At that year's Homecoming, we stood next to a well-heeled alum during the parade, which was led by that very same name changer, riding in a Model-T ford, followed by a parade of riding horses from Waverly's famous auction barn. The well-heeled alum's comment: “First parade I ever saw with an ass coming before a horse.” The new president was gone within the year and “The” was dropped from Wartburg's name forever. Go Knights!

Family connections also did not seem to matter to the folks who named Minneapolis’ flagship department store “Marshall Fields,” a name known only to those like my wife who hailed from the Chicago area. Maybe the namers were visionaries who foresaw the era when Mark Dayton was not the most popular mayor. Or maybe they foresaw the era when anything named after anybody would be a target for demolition.
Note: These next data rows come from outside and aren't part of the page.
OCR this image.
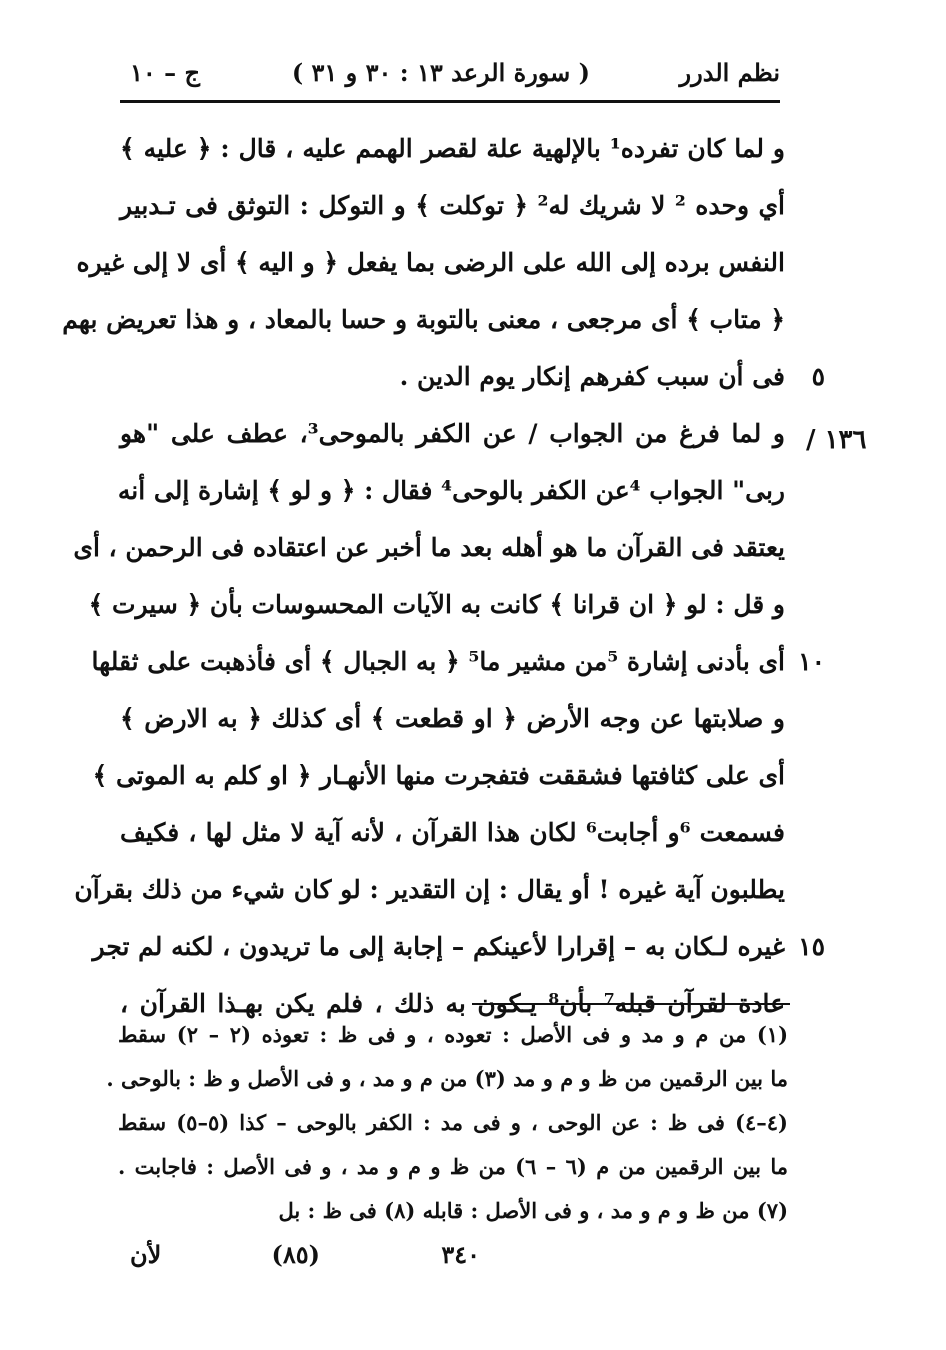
نظم الدرر
( سورة الرعد ١٣ : ٣٠ و ٣١ )
ج – ١٠
١٣٦ /
و لما كان تفرده¹ بالإلهية علة لقصر الهمم عليه ، قال : ﴿ عليه ﴾
أي وحده ² لا شريك له² ﴿ توكلت ﴾ و التوكل : التوثق فى تـدبير
النفس برده إلى الله على الرضى بما يفعل ﴿ و اليه ﴾ أى لا إلى غيره
﴿ متاب ﴾ أى مرجعى ، معنى بالتوبة و حسا بالمعاد ، و هذا تعريض بهم
فى أن سبب كفرهم إنكار يوم الدين . ٥
و لما فرغ من الجواب / عن الكفر بالموحى³، عطف على "هو
ربى" الجواب ⁴عن الكفر بالوحى⁴ فقال : ﴿ و لو ﴾ إشارة إلى أنه
يعتقد فى القرآن ما هو أهله بعد ما أخبر عن اعتقاده فى الرحمن ، أى
و قل : لو ﴿ ان قرانا ﴾ كانت به الآيات المحسوسات بأن ﴿ سيرت ﴾
أى بأدنى إشارة ⁵من مشير ما⁵ ﴿ به الجبال ﴾ أى فأذهبت على ثقلها ١٠
و صلابتها عن وجه الأرض ﴿ او قطعت ﴾ أى كذلك ﴿ به الارض ﴾
أى على كثافتها فشققت فتفجرت منها الأنهـار ﴿ او كلم به الموتى ﴾
فسمعت ⁶و أجابت⁶ لكان هذا القرآن ، لأنه آية لا مثل لها ، فكيف
يطلبون آية غيره ! أو يقال : إن التقدير : لو كان شيء من ذلك بقرآن
غيره لـكان به – إقرارا لأعينكم – إجابة إلى ما تريدون ، لكنه لم تجر ١٥
عادة لقرآن قبله⁷ بأن⁸ يـكون به ذلك ، فلم يكن بهـذا القرآن ،
(١) من م و مد و فى الأصل : تعوده ، و فى ظ : تعوذه (٢ – ٢) سقط
ما بين الرقمين من ظ و م و مد (٣) من م و مد ، و فى الأصل و ظ : بالوحى .
(٤–٤) فى ظ : عن الوحى ، و فى مد : الكفر بالوحى – كذا (٥–٥) سقط
ما بين الرقمين من م (٦ – ٦) من ظ و م و مد ، و فى الأصل : فاجابت .
(٧) من ظ و م و مد ، و فى الأصل : قابله (٨) فى ظ : بل
٣٤٠
(٨٥)
لأن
But let’s face it: Some names just don’t work. When I taught at Augustana-Rock Island, I was confused by a sister college in the synod called Suomi, a small college on Michigan's Upper Peninsula. What's a “Suomi” I wondered. “It's the name of an old Finnish Synod,” replied a theologian in the know. Today's name for “Suomi?” It's called “Finlandia,” and it’s still going strong. Some Yooper whose name probably ended in “i” had his thinking cap on.

The new rage on the academic front has seen a flurry of name changes. Augsburg College, where I taught for years, has suddenly become Augsburg University. That might have made some sense years ago when Augsburg had its own seminary, sort of a second college. There's also Concordia University in St. Paul, and little schools all over the planet have lengthened their moniker to include the fancier, apparently more glamorous “university.”

Here's a question for those administrations racing to become universities. If it's so cool to be a university, why have preeminent Minnesota's St. Olaf, Macalester and Carleton not joined the pack and got into the glamor race? Or Harvard, which still calls itself a college?

I'll betcha St. Olaf wouldn't change its name to Olehellow. Or Manitou Heights Megauniversity. Nor would Macalester become Machellow, or Carleton become Carlhellow.

All this reminds me of 50 years ago when all these colleges suffering from enrollment declines and financial woes were talking of mergers. President Charles Bailey of Hamline, one of the coolest prexies in my memory, jumped at the chance and wrote in the Star Tribune “I suggest Hamline merge with Macalester. After all we're in the same town, and a merger would mean a catchy new title: HAMSTER!”

Another cool president, Augsburg’s witty Oscar Anderson, always referred to their neighboring rival St. Olaf as “a College built on a bluff and operated on the same principle.”

To my knowledge, no one at Macalester laughed, nor did St. Olaf revoke Anderson’s alumni status.